No lo suficientemente cerca como para asustarla, pero lo suficientemente cerca como para oler el heno en su piel y la tierra cálida en su aliento. —No quiero un regalo —dijo finalmente, en voz baja e insegura. Yo no pedí esto. Yo tampoco. Se quedaron en silencio, observándose como si esperaran que el suelo se moviera bajo sus pies. Entonces el estómago de Livia rugió con fuerza. Se lo llevó la mano, mortificada, pero Celas solo se giró hacia la pequeña chimenea del rincón. Sin decir palabra, agarró una olla de hojalata y la llenó de agua. —Haré caldo —dijo. Ella lo miró fijamente, confundida. No me vas a hacer daño. Hizo una pausa, y luego La miró por encima del hombro. ¿Crees que soy como tu padre? Eso la silenció. Bajó la mirada. Nadie había hablado jamás de Lord Cash de esa manera. Ni en voz alta. Ni delante de ella. Pero el tranquilo tono del inca no denotaba miedo, solo una especie de sincera tristeza. Como si hubiera visto a demasiados hombres como su padre y hubiera aprendido que los castigos más crueles conllevaban títulos y oro. Cuando el caldo estuvo listo, le entregó la taza caliente y sus manos temblaron al sostenerla. Livia no habló mientras bebía. No estaba segura de poder hacerlo sin llorar, y él no hizo preguntas. Simplemente se sentó a limpiar herramientas a la luz del fuego, tarareando en voz baja una melodía que ella no conocía. Esa noche, le dio el catre y se puso una manta cerca de la chimenea. Fue la primera amabilidad que había conocido en meses. A la mañana siguiente, Livia se despertó con el canto de los pájaros y un calambre en el cuello. Se incorporó demasiado rápido y lo lamentó. Inmediatamente. Le dolía la espalda, tenía los pies hinchados y su vestido aún olía ligeramente a lágrimas. Cela no estaba en la habitación. El pánico se apoderó de ella. ¿Se lo habría contado a alguien? ¿Habría cambiado de opinión? ¿Vendrían los guardias a buscarla de vuelta, a esa fría prisión de mármol que era su hogar? Pero no. La puerta se abrió con un crujido un momento después y Celas entró, con los brazos llenos de leña y el rostro cubierto de sudor matutino. “Estás despierta”, dijo simplemente. Ella asintió, apartándose el pelo de la cara. “No te di las gracias por lo de anoche”. No tienes que hacerlo.” Aun así, algo en su voz, algo tranquilo y casi dolido, la hizo desear poder hacerlo. Él puso pan fresco y unas ciruelas saladas. Entonces, para su sorpresa, se sentó frente a ella como un igual. Livia parpadeó.
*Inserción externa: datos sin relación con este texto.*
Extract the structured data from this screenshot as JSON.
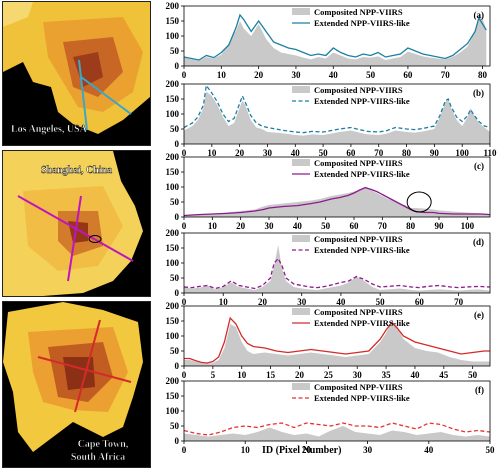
{
  "maps": [
    {
      "label_lines": [
        "Los Angeles, USA"
      ],
      "label_pos": "bottom",
      "line_color": "#3aa7c9"
    },
    {
      "label_lines": [
        "Shanghai, China"
      ],
      "label_pos": "top",
      "line_color": "#c014c0"
    },
    {
      "label_lines": [
        "Cape Town,",
        "South Africa"
      ],
      "label_pos": "bottom",
      "line_color": "#d42a2a"
    }
  ],
  "x_axis_title": "ID (Pixel Number)",
  "chart_data": [
    {
      "type": "area+line",
      "panel_label": "(a)",
      "ylim": [
        0,
        200
      ],
      "yticks": [
        0,
        50,
        100,
        150,
        200
      ],
      "xlim": [
        0,
        82
      ],
      "xticks": [
        0,
        10,
        20,
        30,
        40,
        50,
        60,
        70,
        80
      ],
      "line_color": "#1b7fa4",
      "dash": false,
      "legend": [
        "Composited NPP-VIIRS",
        "Extended NPP-VIIRS-like"
      ],
      "x": [
        0,
        2,
        4,
        6,
        8,
        10,
        12,
        14,
        15,
        16,
        18,
        20,
        22,
        24,
        26,
        28,
        30,
        32,
        34,
        36,
        38,
        40,
        42,
        44,
        46,
        48,
        50,
        52,
        54,
        56,
        58,
        60,
        62,
        64,
        66,
        68,
        70,
        72,
        74,
        76,
        78,
        79,
        80,
        81
      ],
      "composited": [
        28,
        22,
        18,
        30,
        25,
        38,
        75,
        120,
        150,
        125,
        100,
        140,
        90,
        60,
        45,
        40,
        35,
        28,
        22,
        30,
        25,
        45,
        35,
        25,
        22,
        30,
        28,
        32,
        20,
        25,
        30,
        48,
        40,
        32,
        28,
        25,
        22,
        30,
        45,
        65,
        115,
        170,
        160,
        120
      ],
      "extended": [
        30,
        25,
        20,
        35,
        28,
        45,
        70,
        130,
        170,
        155,
        115,
        150,
        115,
        80,
        70,
        60,
        55,
        45,
        35,
        40,
        35,
        60,
        45,
        35,
        30,
        40,
        35,
        45,
        30,
        35,
        40,
        60,
        50,
        40,
        35,
        30,
        25,
        35,
        55,
        75,
        115,
        160,
        140,
        120
      ]
    },
    {
      "type": "area+line",
      "panel_label": "(b)",
      "ylim": [
        0,
        200
      ],
      "yticks": [
        0,
        50,
        100,
        150,
        200
      ],
      "xlim": [
        0,
        110
      ],
      "xticks": [
        0,
        10,
        20,
        30,
        40,
        50,
        60,
        70,
        80,
        90,
        100,
        110
      ],
      "line_color": "#1b7fa4",
      "dash": true,
      "legend": [
        "Composited NPP-VIIRS",
        "Extended NPP-VIIRS-like"
      ],
      "x": [
        0,
        3,
        5,
        7,
        8,
        10,
        12,
        14,
        16,
        18,
        20,
        21,
        22,
        24,
        26,
        28,
        30,
        33,
        36,
        40,
        43,
        46,
        50,
        53,
        56,
        60,
        63,
        66,
        70,
        73,
        76,
        80,
        83,
        86,
        90,
        92,
        94,
        95,
        96,
        98,
        100,
        102,
        103,
        104,
        106,
        108,
        110
      ],
      "composited": [
        45,
        60,
        80,
        120,
        175,
        160,
        130,
        90,
        60,
        70,
        120,
        145,
        130,
        80,
        55,
        50,
        40,
        38,
        35,
        30,
        28,
        32,
        30,
        35,
        40,
        45,
        38,
        32,
        30,
        35,
        45,
        40,
        38,
        42,
        50,
        90,
        140,
        150,
        120,
        80,
        60,
        90,
        120,
        100,
        70,
        55,
        40
      ],
      "extended": [
        55,
        70,
        90,
        130,
        195,
        170,
        140,
        100,
        75,
        85,
        135,
        160,
        140,
        95,
        70,
        60,
        55,
        50,
        45,
        40,
        38,
        42,
        40,
        45,
        50,
        55,
        48,
        42,
        40,
        45,
        55,
        50,
        48,
        52,
        60,
        95,
        145,
        150,
        125,
        90,
        75,
        95,
        115,
        100,
        75,
        60,
        55
      ]
    },
    {
      "type": "area+line",
      "panel_label": "(c)",
      "ylim": [
        0,
        200
      ],
      "yticks": [
        0,
        50,
        100,
        150,
        200
      ],
      "xlim": [
        0,
        108
      ],
      "xticks": [
        0,
        10,
        20,
        30,
        40,
        50,
        60,
        70,
        80,
        90,
        100
      ],
      "line_color": "#8e1a8e",
      "dash": false,
      "legend": [
        "Composited NPP-VIIRS",
        "Extended NPP-VIIRS-like"
      ],
      "x": [
        0,
        5,
        10,
        15,
        20,
        25,
        28,
        30,
        35,
        40,
        45,
        48,
        50,
        52,
        55,
        58,
        60,
        62,
        64,
        65,
        66,
        68,
        70,
        72,
        74,
        76,
        78,
        80,
        82,
        85,
        88,
        90,
        95,
        100,
        105,
        108
      ],
      "composited": [
        5,
        8,
        10,
        15,
        20,
        25,
        35,
        40,
        45,
        50,
        55,
        60,
        65,
        70,
        75,
        80,
        85,
        90,
        100,
        95,
        90,
        80,
        70,
        60,
        55,
        45,
        40,
        30,
        30,
        28,
        25,
        22,
        18,
        15,
        12,
        10
      ],
      "extended": [
        5,
        8,
        10,
        12,
        15,
        20,
        25,
        30,
        35,
        38,
        45,
        50,
        55,
        60,
        65,
        72,
        80,
        90,
        98,
        95,
        92,
        85,
        75,
        65,
        55,
        45,
        35,
        25,
        18,
        15,
        15,
        12,
        10,
        10,
        10,
        8
      ]
    },
    {
      "type": "area+line",
      "panel_label": "(d)",
      "ylim": [
        0,
        200
      ],
      "yticks": [
        0,
        50,
        100,
        150,
        200
      ],
      "xlim": [
        0,
        78
      ],
      "xticks": [
        0,
        10,
        20,
        30,
        40,
        50,
        60,
        70
      ],
      "line_color": "#8e1a8e",
      "dash": true,
      "legend": [
        "Composited NPP-VIIRS",
        "Extended NPP-VIIRS-like"
      ],
      "x": [
        0,
        2,
        4,
        6,
        8,
        10,
        12,
        14,
        16,
        18,
        20,
        22,
        23,
        24,
        25,
        26,
        28,
        30,
        32,
        34,
        36,
        38,
        40,
        42,
        44,
        46,
        48,
        50,
        52,
        55,
        58,
        60,
        62,
        65,
        68,
        70,
        72,
        75,
        78
      ],
      "composited": [
        20,
        15,
        18,
        25,
        12,
        20,
        35,
        20,
        15,
        10,
        20,
        40,
        90,
        160,
        80,
        40,
        20,
        15,
        12,
        10,
        15,
        20,
        25,
        35,
        55,
        40,
        20,
        10,
        12,
        15,
        10,
        8,
        10,
        12,
        10,
        8,
        10,
        12,
        8
      ],
      "extended": [
        20,
        18,
        22,
        25,
        15,
        22,
        40,
        25,
        20,
        15,
        25,
        50,
        100,
        115,
        90,
        50,
        30,
        25,
        20,
        18,
        22,
        28,
        35,
        40,
        55,
        45,
        30,
        20,
        22,
        25,
        20,
        18,
        22,
        25,
        20,
        18,
        20,
        22,
        20
      ]
    },
    {
      "type": "area+line",
      "panel_label": "(e)",
      "ylim": [
        0,
        200
      ],
      "yticks": [
        0,
        50,
        100,
        150,
        200
      ],
      "xlim": [
        0,
        53
      ],
      "xticks": [
        0,
        5,
        10,
        15,
        20,
        25,
        30,
        35,
        40,
        45,
        50
      ],
      "line_color": "#d42a2a",
      "dash": false,
      "legend": [
        "Composited NPP-VIIRS",
        "Extended NPP-VIIRS-like"
      ],
      "x": [
        0,
        1,
        2,
        3,
        4,
        5,
        6,
        7,
        8,
        9,
        10,
        11,
        12,
        14,
        16,
        18,
        20,
        22,
        24,
        26,
        28,
        30,
        32,
        33,
        34,
        35,
        36,
        37,
        38,
        40,
        42,
        44,
        46,
        48,
        50,
        52,
        53
      ],
      "composited": [
        20,
        20,
        15,
        10,
        8,
        10,
        20,
        60,
        140,
        130,
        80,
        50,
        40,
        45,
        40,
        35,
        40,
        45,
        40,
        35,
        30,
        35,
        40,
        60,
        80,
        110,
        150,
        130,
        90,
        60,
        50,
        45,
        30,
        20,
        15,
        15,
        15
      ],
      "extended": [
        25,
        25,
        18,
        12,
        10,
        15,
        30,
        80,
        160,
        140,
        100,
        75,
        65,
        60,
        50,
        45,
        50,
        55,
        50,
        45,
        40,
        45,
        50,
        70,
        90,
        120,
        145,
        125,
        100,
        80,
        70,
        60,
        50,
        40,
        45,
        50,
        50
      ]
    },
    {
      "type": "area+line",
      "panel_label": "(f)",
      "ylim": [
        0,
        200
      ],
      "yticks": [
        0,
        50,
        100,
        150,
        200
      ],
      "xlim": [
        0,
        50
      ],
      "xticks": [
        0,
        10,
        20,
        30,
        40,
        50
      ],
      "line_color": "#e83030",
      "dash": true,
      "legend": [
        "Composited NPP-VIIRS",
        "Extended NPP-VIIRS-like"
      ],
      "x": [
        0,
        2,
        4,
        6,
        8,
        10,
        12,
        14,
        16,
        18,
        20,
        22,
        24,
        26,
        28,
        30,
        32,
        34,
        36,
        38,
        40,
        42,
        44,
        46,
        48,
        50
      ],
      "composited": [
        25,
        20,
        15,
        20,
        25,
        20,
        30,
        45,
        30,
        20,
        25,
        15,
        35,
        50,
        30,
        25,
        20,
        35,
        30,
        20,
        25,
        30,
        20,
        15,
        20,
        15
      ],
      "extended": [
        35,
        25,
        20,
        30,
        45,
        50,
        45,
        55,
        60,
        45,
        60,
        55,
        50,
        60,
        50,
        50,
        45,
        60,
        50,
        40,
        60,
        55,
        40,
        30,
        35,
        30
      ]
    }
  ]
}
No tienes miedo de que te denuncie por sentarte. Él sonrió levemente. Ya no eres noble. Eso debería haber dolido, pero no lo hizo. No cuando lo dijo así. Más tarde,
se ofreció a ayudar a barrer el granero. Él la miró con incredulidad. ¿Tú? Sí, yo, respondió ella, arremangándose. Tengo manos, ¿verdad?
Era torpe, por supuesto. Tropezó con fardos de heno, chilló cuando un ratón pasó corriendo y una vez blandió la escoba con tanta fuerza que golpeó la pared y se rompió. Celas intentó contener la risa, pero fracasó miserablemente, y el sonido, su risa, fue cálido como un trueno filtrado a través de Sol. Esa noche, mientras estaban sentados junto al fuego, Livia volvió a plantear la pregunta que le había estado rondando la cabeza.